Bagaimana cara mencari hewan kurban? Mari kita mulai dengan contoh sederhana.

Si Budi, ingin mencari hewan kurban. Setiap hari ia berjuang menyisihkan hasil jualannya untuk ditabung. Setelah terkumpul, lalu dibelikan hewan kurban.

Karena uangnya diperoleh dengan susah payah, si Budi harus jeli mencari hewan kurban terbaik.
Bagaimana ia melakukannya?

Si Budi tentu harus melakukan penelusuran. Ia membandingkan harga, kesehatan hewan kurban, hingga asal usul hewan kurban tersebut. Tentunya, ia hanya membandingkan hewan kurban yang memang telah memenuhi syarat kurban.

Budi mendatangi banyak penjual hewan kurban, menyerap informasi-informasi yang ia butuhkan, lalu mencatatnya. Ia bahkan memotret kambing-kambing yang ia jadikan target.

Setelah cukup banyak tempat didatangi, ia tinggal melakukan perbandingan atas hewan-hewan kurban yang tersedia. Ia pulang ke rumah dengan informasi yang cukup banyak. Dengan informasi itu, ia sudah bisa menemukan hewan kurban yang akan ia beli. Hasilnya, Budi dapat kambing yang bagus.

Memilih pemimpin kurang lebih seperti itu. Bahkan mungkin lebih mudah.

Sebab, calon pemimpin yang akan benar-benar tampil di perhelatan Pilkada, tidak sebanyak lapak penjual hewan kurban. Hanya beberapa kandidat saja yang perlu kita telusuri rekam jejaknya.

Jika anda, semua pemilih di NTB mau menerapkan proses seperti yang dilakukan Budi, sangat besar kemungkinan akan lahir calon pemimpin yang baik untuk NTB.

Sayangnya, ada begitu banyak pemilih yang kurang tertarik melakukan proses seperti yang Budi lakukan. Akhirnya, ketika waktu pemungutan suara tiba, mereka kebingungan dan menjatuhkan pilihan berdasarkan pertimbangan yang kurang tepat. Misalnya, memilih mereka yang memberikan uang. Atau memilih hanya karena pemimpin tersebut populer.

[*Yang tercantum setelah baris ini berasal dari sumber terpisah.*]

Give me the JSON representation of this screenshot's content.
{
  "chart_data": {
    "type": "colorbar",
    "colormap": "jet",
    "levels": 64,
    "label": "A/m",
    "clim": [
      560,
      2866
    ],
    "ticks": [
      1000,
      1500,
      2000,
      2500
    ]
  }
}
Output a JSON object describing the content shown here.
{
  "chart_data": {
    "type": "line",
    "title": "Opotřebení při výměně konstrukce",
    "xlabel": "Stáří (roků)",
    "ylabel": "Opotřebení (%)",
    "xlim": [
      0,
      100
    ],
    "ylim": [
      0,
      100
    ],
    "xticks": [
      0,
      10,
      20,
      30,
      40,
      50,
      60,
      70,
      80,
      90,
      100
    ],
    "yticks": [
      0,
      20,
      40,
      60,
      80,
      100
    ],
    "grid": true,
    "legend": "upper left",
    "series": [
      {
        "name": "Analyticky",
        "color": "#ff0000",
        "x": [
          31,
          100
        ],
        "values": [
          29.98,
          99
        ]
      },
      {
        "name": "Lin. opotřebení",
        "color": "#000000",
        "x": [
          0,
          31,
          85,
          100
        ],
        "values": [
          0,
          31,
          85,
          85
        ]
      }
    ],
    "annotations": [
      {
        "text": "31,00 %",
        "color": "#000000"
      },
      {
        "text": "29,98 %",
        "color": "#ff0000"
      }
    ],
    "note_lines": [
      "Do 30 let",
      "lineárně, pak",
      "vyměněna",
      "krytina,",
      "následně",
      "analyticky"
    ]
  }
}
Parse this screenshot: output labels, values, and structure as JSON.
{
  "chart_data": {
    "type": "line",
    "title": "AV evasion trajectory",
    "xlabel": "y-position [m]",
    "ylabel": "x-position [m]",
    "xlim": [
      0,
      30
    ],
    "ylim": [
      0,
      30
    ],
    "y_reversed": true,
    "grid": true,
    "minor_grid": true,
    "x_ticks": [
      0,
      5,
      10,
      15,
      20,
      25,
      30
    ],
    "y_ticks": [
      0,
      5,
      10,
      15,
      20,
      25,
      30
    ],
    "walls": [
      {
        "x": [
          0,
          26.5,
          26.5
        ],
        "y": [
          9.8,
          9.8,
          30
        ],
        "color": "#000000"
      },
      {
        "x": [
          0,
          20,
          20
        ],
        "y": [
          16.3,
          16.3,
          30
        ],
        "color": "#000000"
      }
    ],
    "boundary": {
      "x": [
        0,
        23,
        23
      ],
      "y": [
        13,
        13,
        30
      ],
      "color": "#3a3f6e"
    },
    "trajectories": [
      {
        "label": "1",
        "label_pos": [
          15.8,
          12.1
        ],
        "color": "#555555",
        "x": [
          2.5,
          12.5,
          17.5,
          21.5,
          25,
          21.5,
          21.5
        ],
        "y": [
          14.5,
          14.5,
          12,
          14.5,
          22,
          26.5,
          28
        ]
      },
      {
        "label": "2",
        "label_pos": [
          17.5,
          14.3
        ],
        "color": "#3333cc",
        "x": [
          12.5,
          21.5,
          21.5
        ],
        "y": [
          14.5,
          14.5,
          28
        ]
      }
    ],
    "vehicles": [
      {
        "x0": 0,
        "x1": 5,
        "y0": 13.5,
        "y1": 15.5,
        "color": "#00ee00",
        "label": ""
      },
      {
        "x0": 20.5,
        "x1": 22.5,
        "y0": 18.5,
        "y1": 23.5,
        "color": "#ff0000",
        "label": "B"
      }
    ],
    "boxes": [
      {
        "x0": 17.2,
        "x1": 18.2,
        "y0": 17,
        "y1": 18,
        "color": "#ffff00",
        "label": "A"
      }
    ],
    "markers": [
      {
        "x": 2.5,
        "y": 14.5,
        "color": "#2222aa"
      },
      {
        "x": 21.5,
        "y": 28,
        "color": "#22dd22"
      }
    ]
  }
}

Padahal, saat ini terdapat begitu banyak sumber yang bisa kita jadikan rujukan untuk mengenal calon pemimpin kita. Mereka biasanya menggunakan media-media yang sangat mudah kita akses, seperti media sosial Facebook misalnya.

Dr. H. Zulkieflimansyah misalnya. Kandidat yang satu ini cukup mudah untuk “dipelajari”. Untuk mengenalnya, silakan menelusuri akun Facebook pribadinya, Bang Zul Zulkieflimansyah. Atau like dan ikuti halaman Facebooknya, Bang Zul Zulkieflimansyah. Ia juga memiliki website pribadi di BANGZUL.COM atau ZULKIEFLIMANSYAH.COM.

Dari situ saja, kita sudah bisa memperoleh begitu banyak informasi berharga yang bisa kita jadikan rujukan untuk menentukan pilihan. Kita jadi tahu apa yang ia pikirkan, apa yang ia ucapkan dan apa yang ia lakukan.

Setelah mengenal Bang Zul, silakan lakukan penelusuran serupa terhadap kandidat-kandidat lain. Sebab, mereka juga memiliki akun media sosial, (mungkin juga website), dan media lainnya.

Jika proses ini kita lalui, kita akan lebih mudah menentukan pilihan. Tentunya, setiap orang memiliki kriteria pemimpinnya masing-masing. Dan setiap orang bebas menentukan pilihan berdasarkan kriteria masing-masing.

Luangkan waktu untuk mempelajari calon pemimpinmu. Jika tidak, anda akan rugi.

Kalau si Budi tidak cermat memilih kambing, ia hanya rugi selama setahun.

Tapi, kalau anda tidak cermat memilih calon pemimpin, anda rugi lima tahun !!